Abstract

The article analyses J.-P. Sartre’s philosophical plays, their main ideas and the moral conflicts of the characters. Sartre largely expressed the features of the crisis of European culture in the first half of the twentieth century. The problems of freedom, responsibility, loneliness and existential choice that were on the agenda then are relevant again today. On the threshold of a change of cultural paradigms we are also experiencing a crisis of spiritual values, turning to the basic categories of ethics, and dealing with complex moral and political issues. In this context, many of the problems touched upon by Sartre take on new meanings.

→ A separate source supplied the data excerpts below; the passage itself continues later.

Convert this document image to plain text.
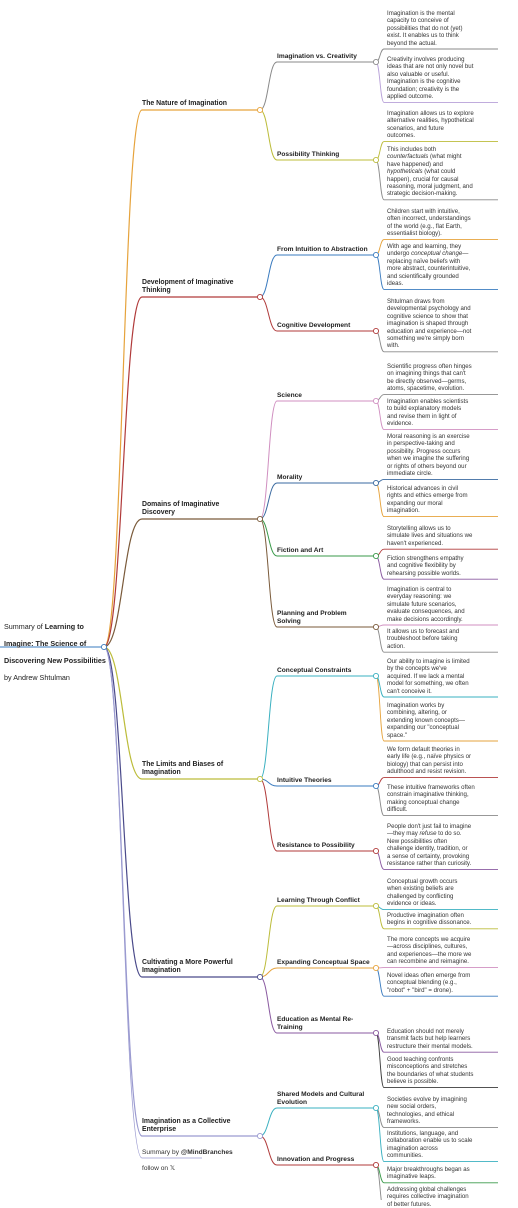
Summary of Learning to

Imagine: The Science of

Discovering New Possibilities

by Andrew Shtulman

Summary by @MindBranches

follow on 𝕏

The Nature of Imagination
Imagination vs. Creativity
Imagination is the mental
capacity to conceive of
possibilities that do not (yet)
exist. It enables us to think
beyond the actual.
Creativity involves producing
ideas that are not only novel but
also valuable or useful.
Imagination is the cognitive
foundation; creativity is the
applied outcome.
Possibility Thinking
Imagination allows us to explore
alternative realities, hypothetical
scenarios, and future
outcomes.
This includes both
counterfactuals (what might
have happened) and
hypotheticals (what could
happen), crucial for causal
reasoning, moral judgment, and
strategic decision-making.
Development of Imaginative
Thinking
From Intuition to Abstraction
Children start with intuitive,
often incorrect, understandings
of the world (e.g., flat Earth,
essentialist biology).
With age and learning, they
undergo conceptual change—
replacing naïve beliefs with
more abstract, counterintuitive,
and scientifically grounded
ideas.
Cognitive Development
Shtulman draws from
developmental psychology and
cognitive science to show that
imagination is shaped through
education and experience—not
something we're simply born
with.
Domains of Imaginative
Discovery
Science
Scientific progress often hinges
on imagining things that can't
be directly observed—germs,
atoms, spacetime, evolution.
Imagination enables scientists
to build explanatory models
and revise them in light of
evidence.
Morality
Moral reasoning is an exercise
in perspective-taking and
possibility. Progress occurs
when we imagine the suffering
or rights of others beyond our
immediate circle.
Historical advances in civil
rights and ethics emerge from
expanding our moral
imagination.
Fiction and Art
Storytelling allows us to
simulate lives and situations we
haven't experienced.
Fiction strengthens empathy
and cognitive flexibility by
rehearsing possible worlds.
Planning and Problem
Solving
Imagination is central to
everyday reasoning: we
simulate future scenarios,
evaluate consequences, and
make decisions accordingly.
It allows us to forecast and
troubleshoot before taking
action.
The Limits and Biases of
Imagination
Conceptual Constraints
Our ability to imagine is limited
by the concepts we've
acquired. If we lack a mental
model for something, we often
can't conceive it.
Imagination works by
combining, altering, or
extending known concepts—
expanding our "conceptual
space."
Intuitive Theories
We form default theories in
early life (e.g., naïve physics or
biology) that can persist into
adulthood and resist revision.
These intuitive frameworks often
constrain imaginative thinking,
making conceptual change
difficult.
Resistance to Possibility
People don't just fail to imagine
—they may refuse to do so.
New possibilities often
challenge identity, tradition, or
a sense of certainty, provoking
resistance rather than curiosity.
Cultivating a More Powerful
Imagination
Learning Through Conflict
Conceptual growth occurs
when existing beliefs are
challenged by conflicting
evidence or ideas.
Productive imagination often
begins in cognitive dissonance.
Expanding Conceptual Space
The more concepts we acquire
—across disciplines, cultures,
and experiences—the more we
can recombine and reimagine.
Novel ideas often emerge from
conceptual blending (e.g.,
"robot" + "bird" = drone).
Education as Mental Re-
Training
Education should not merely
transmit facts but help learners
restructure their mental models.
Good teaching confronts
misconceptions and stretches
the boundaries of what students
believe is possible.
Imagination as a Collective
Enterprise
Shared Models and Cultural
Evolution	Societies evolve by imagining
new social orders,
technologies, and ethical
frameworks.
Institutions, language, and
collaboration enable us to scale
imagination across
communities.
Innovation and Progress
Major breakthroughs began as
imaginative leaps.
Addressing global challenges
requires collective imagination
of better futures.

Particularly important today are the issues of responsibility for personal choice, in particular the understanding of the inevitability of choice, the involvement of everyone in the events taking place, the need to express and defend one’s position. Refusal to make a choice is in itself a choice, we are in any case engaged. The problem of the choice between the personal and the social, between the observance of the fundamental precepts and the commitment to the common cause, also acquires new meanings. Sartre’s ethics is anarchic and socially significant at the same time. The philosopher rejects God as the guarantor of justification and some supreme, governing force, but asserts an ethics of personal responsibility. The article analyses the understanding of love, which the French existentialist interprets as sacrifice in his plays. From Sartre’s point of view, a person is a project of the self, a person can level bad deeds with good deeds and vice versa. Thus, the philosopher in his plays demonstrates the possibility of everyone’s struggle with his passions, personal perfection without higher intervention. The conclusion is that Sartre places the ethical above the aesthetic, affirms the involvement of everyone in the social situation, and demonstrates the application of philosophy in real life. His main ideas are not only of academic interest today, but also of practical interest.